Data gets lost or unusable after a remarkably short time. What I try to achieve in Read.isi was done on a massive scale by Gary King. He recognizes the speed at which data gets inaccessible, and how heterogeneous data-formats are, and decided to initiate the Dataverse Network. The Dataverse Network is a server-based approach on storing, managing, and providing to others the data resulting from the countless surveys and experiments performed in science.
Intended to store virtually all data ever collected, the system has its own, unique, algorithm to store data in a single format. Based on this, storage and analysis can be exceptionally reliable and easy to use.
All very promising, but, before everybody will be willing to donate their data to archives, we will need to find a solution to the political problem of receiving credit when people use your data. Basically, this requires a form of citation that applies to data as well, so that it can be referenced to at the end of articles. The most unique part of this is formed by UNF codes, that represent the content of the data in a uniqe, short string. This unique string will help to identify data-sets, without conveying any information about the content of the data. Confidentiality is thus retained.
All the data are stored on a central archive, the DataVerse network, but people can have the network being directly accessed from their own website. So, in that way, you can present from your own website the data you collected yourself, or you can present the data you use in your papers, or that you recommend to your students, or whatever selection you’d like.

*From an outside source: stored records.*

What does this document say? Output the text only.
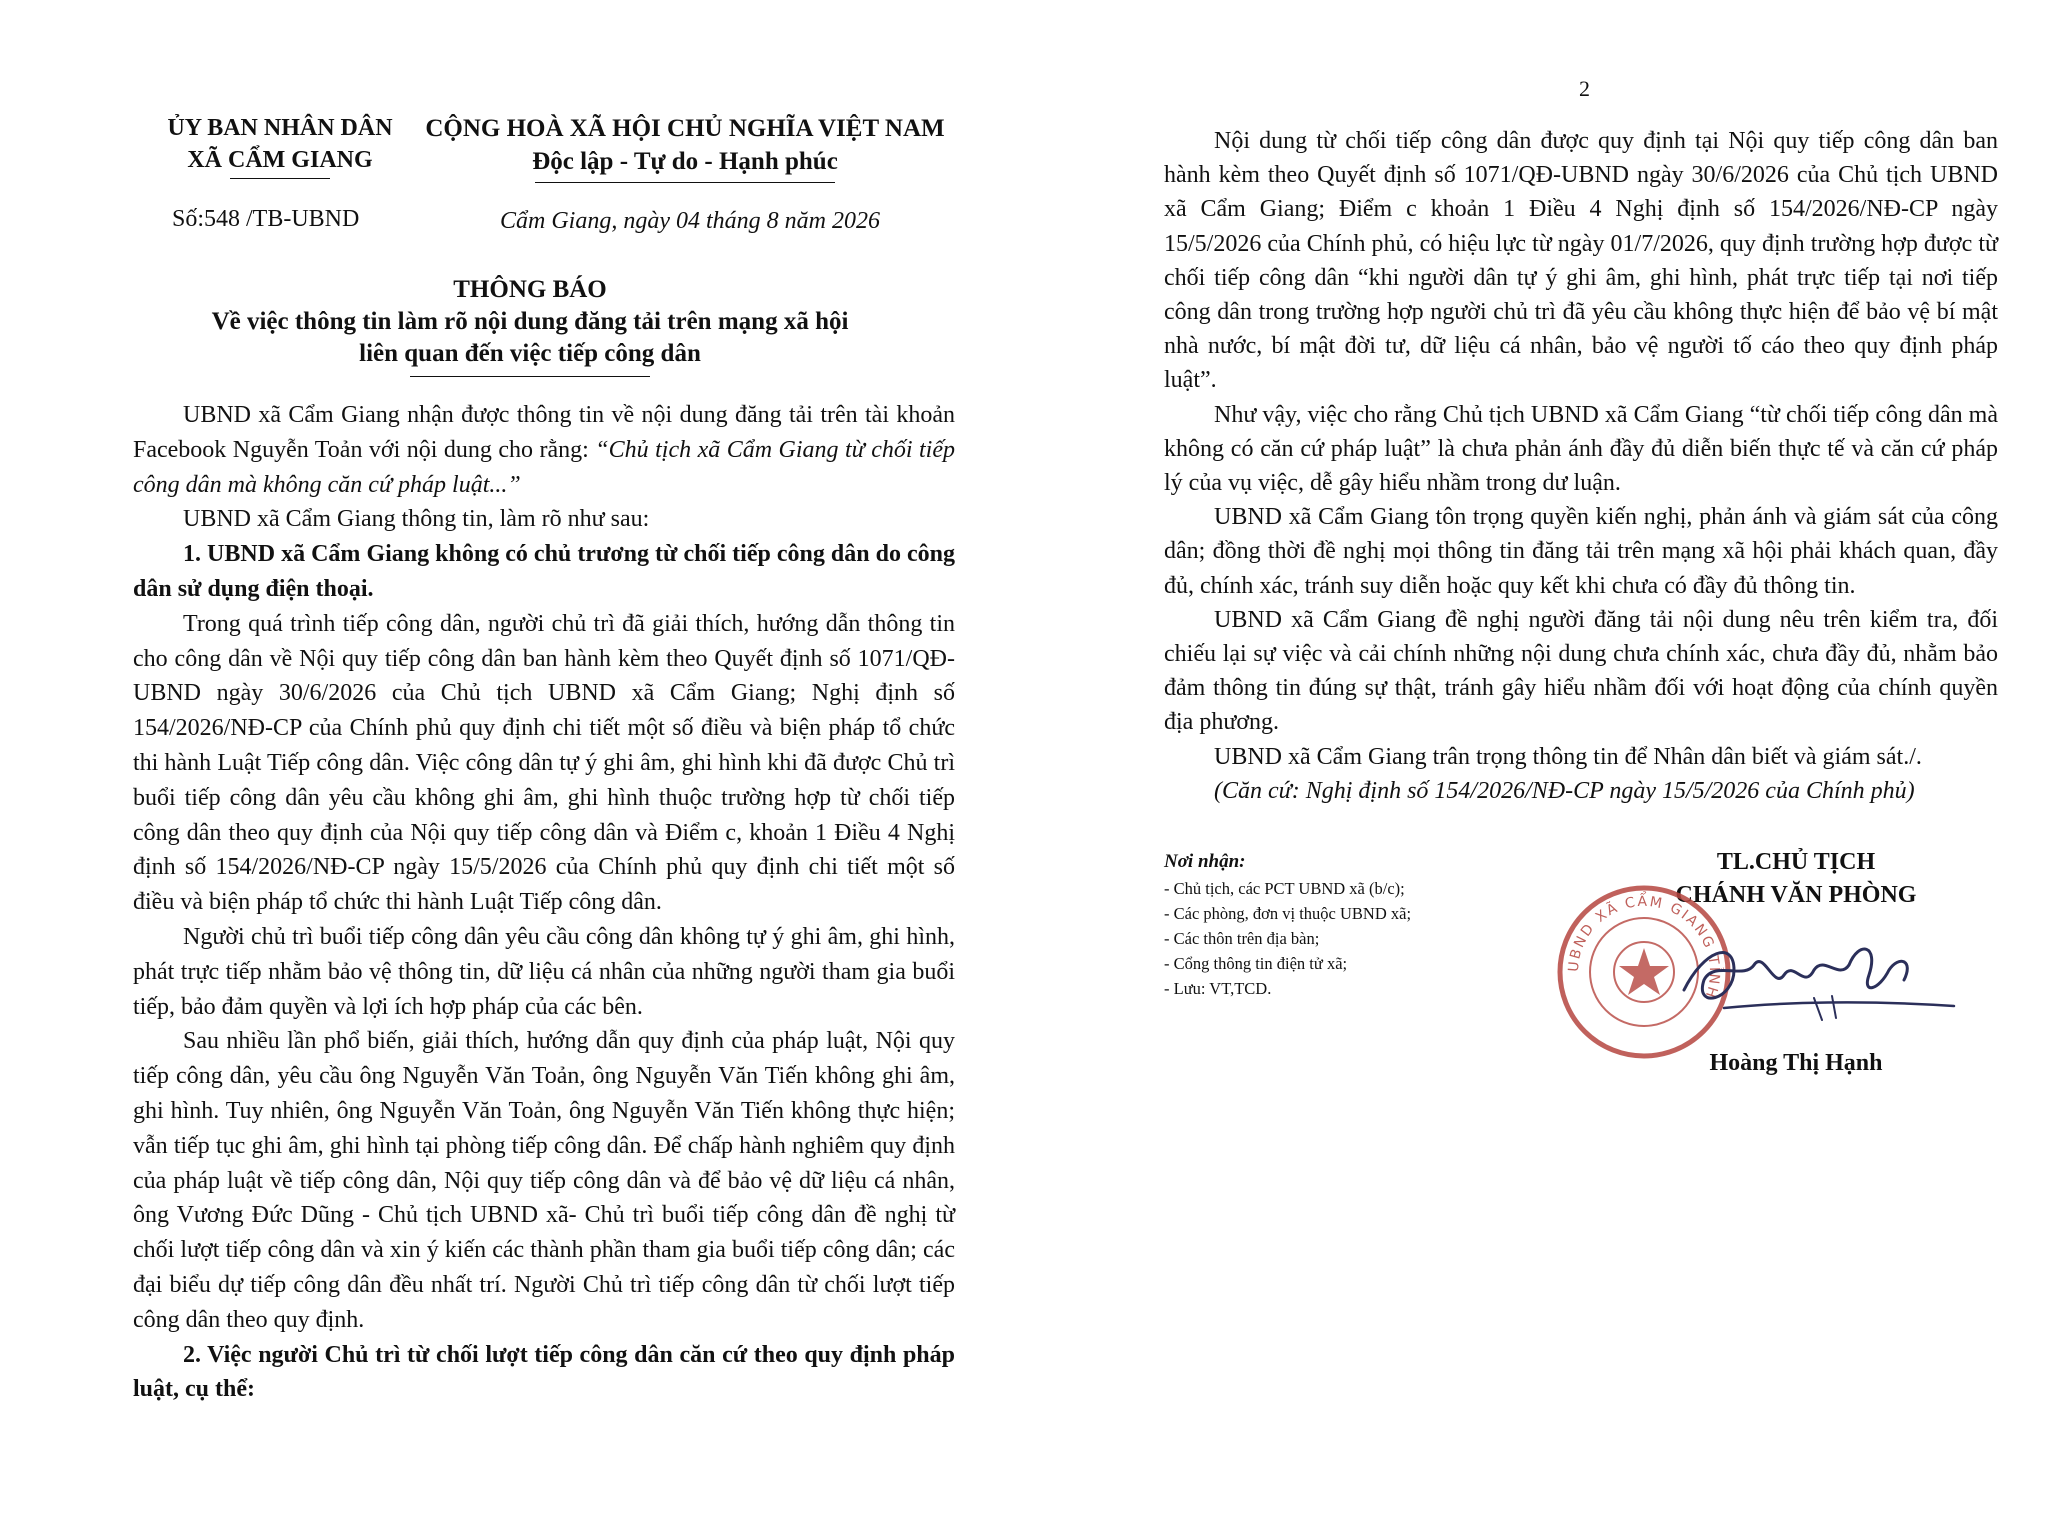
ỦY BAN NHÂN DÂN
XÃ CẨM GIANG
CỘNG HOÀ XÃ HỘI CHỦ NGHĨA VIỆT NAM
Độc lập - Tự do - Hạnh phúc
Số:548 /TB-UBND	Cẩm Giang, ngày 04 tháng 8 năm 2026
THÔNG BÁO
Về việc thông tin làm rõ nội dung đăng tải trên mạng xã hội
liên quan đến việc tiếp công dân

UBND xã Cẩm Giang nhận được thông tin về nội dung đăng tải trên tài khoản Facebook Nguyễn Toản với nội dung cho rằng: “Chủ tịch xã Cẩm Giang từ chối tiếp công dân mà không căn cứ pháp luật...”

UBND xã Cẩm Giang thông tin, làm rõ như sau:

1. UBND xã Cẩm Giang không có chủ trương từ chối tiếp công dân do công dân sử dụng điện thoại.

Trong quá trình tiếp công dân, người chủ trì đã giải thích, hướng dẫn thông tin cho công dân về Nội quy tiếp công dân ban hành kèm theo Quyết định số 1071/QĐ-UBND ngày 30/6/2026 của Chủ tịch UBND xã Cẩm Giang; Nghị định số 154/2026/NĐ-CP của Chính phủ quy định chi tiết một số điều và biện pháp tổ chức thi hành Luật Tiếp công dân. Việc công dân tự ý ghi âm, ghi hình khi đã được Chủ trì buổi tiếp công dân yêu cầu không ghi âm, ghi hình thuộc trường hợp từ chối tiếp công dân theo quy định của Nội quy tiếp công dân và Điểm c, khoản 1 Điều 4 Nghị định số 154/2026/NĐ-CP ngày 15/5/2026 của Chính phủ quy định chi tiết một số điều và biện pháp tổ chức thi hành Luật Tiếp công dân.

Người chủ trì buổi tiếp công dân yêu cầu công dân không tự ý ghi âm, ghi hình, phát trực tiếp nhằm bảo vệ thông tin, dữ liệu cá nhân của những người tham gia buổi tiếp, bảo đảm quyền và lợi ích hợp pháp của các bên.

Sau nhiều lần phổ biến, giải thích, hướng dẫn quy định của pháp luật, Nội quy tiếp công dân, yêu cầu ông Nguyễn Văn Toản, ông Nguyễn Văn Tiến không ghi âm, ghi hình. Tuy nhiên, ông Nguyễn Văn Toản, ông Nguyễn Văn Tiến không thực hiện; vẫn tiếp tục ghi âm, ghi hình tại phòng tiếp công dân. Để chấp hành nghiêm quy định của pháp luật về tiếp công dân, Nội quy tiếp công dân và để bảo vệ dữ liệu cá nhân, ông Vương Đức Dũng - Chủ tịch UBND xã- Chủ trì buổi tiếp công dân đề nghị từ chối lượt tiếp công dân và xin ý kiến các thành phần tham gia buổi tiếp công dân; các đại biểu dự tiếp công dân đều nhất trí. Người Chủ trì tiếp công dân từ chối lượt tiếp công dân theo quy định.

2. Việc người Chủ trì từ chối lượt tiếp công dân căn cứ theo quy định pháp luật, cụ thể:

2

Nội dung từ chối tiếp công dân được quy định tại Nội quy tiếp công dân ban hành kèm theo Quyết định số 1071/QĐ-UBND ngày 30/6/2026 của Chủ tịch UBND xã Cẩm Giang; Điểm c khoản 1 Điều 4 Nghị định số 154/2026/NĐ-CP ngày 15/5/2026 của Chính phủ, có hiệu lực từ ngày 01/7/2026, quy định trường hợp được từ chối tiếp công dân “khi người dân tự ý ghi âm, ghi hình, phát trực tiếp tại nơi tiếp công dân trong trường hợp người chủ trì đã yêu cầu không thực hiện để bảo vệ bí mật nhà nước, bí mật đời tư, dữ liệu cá nhân, bảo vệ người tố cáo theo quy định pháp luật”.

Như vậy, việc cho rằng Chủ tịch UBND xã Cẩm Giang “từ chối tiếp công dân mà không có căn cứ pháp luật” là chưa phản ánh đầy đủ diễn biến thực tế và căn cứ pháp lý của vụ việc, dễ gây hiểu nhầm trong dư luận.

UBND xã Cẩm Giang tôn trọng quyền kiến nghị, phản ánh và giám sát của công dân; đồng thời đề nghị mọi thông tin đăng tải trên mạng xã hội phải khách quan, đầy đủ, chính xác, tránh suy diễn hoặc quy kết khi chưa có đầy đủ thông tin.

UBND xã Cẩm Giang đề nghị người đăng tải nội dung nêu trên kiểm tra, đối chiếu lại sự việc và cải chính những nội dung chưa chính xác, chưa đầy đủ, nhằm bảo đảm thông tin đúng sự thật, tránh gây hiểu nhầm đối với hoạt động của chính quyền địa phương.

UBND xã Cẩm Giang trân trọng thông tin để Nhân dân biết và giám sát./.

(Căn cứ: Nghị định số 154/2026/NĐ-CP ngày 15/5/2026 của Chính phủ)

Nơi nhận:
- Chủ tịch, các PCT UBND xã (b/c);
- Các phòng, đơn vị thuộc UBND xã;
- Các thôn trên địa bàn;
- Cổng thông tin điện tử xã;
- Lưu: VT,TCD.
TL.CHỦ TỊCH
CHÁNH VĂN PHÒNG
UBND XÃ CẨM GIANG TỈNH
Hoàng Thị Hạnh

What is especially impressive though, is that it is possible to perform advanced statistical analyses from within the DataVerse archive. They achieved doing so by writing the Zelig-package, which should become ‘everyone’s statistical software. It is basically a wrapper for many functions, whose authors need to write a small bridge-function between the function and the Zelig package. In that way, a universal syntax is achieved.
I think that this is an excellent initiative. Especially the attempt to unify data and to protect it from the waring of the ages. What makes this a potential large success, is that the developers clearly thought about the (political) structure present in science. Instead of trying to change that (and fail miserably), Gary King and his colleagues accepted the situation as it is and build upon that as best as they could. So for now, I’ll go gather some data and store it as soon as possible on my own part of the DataVerse Network.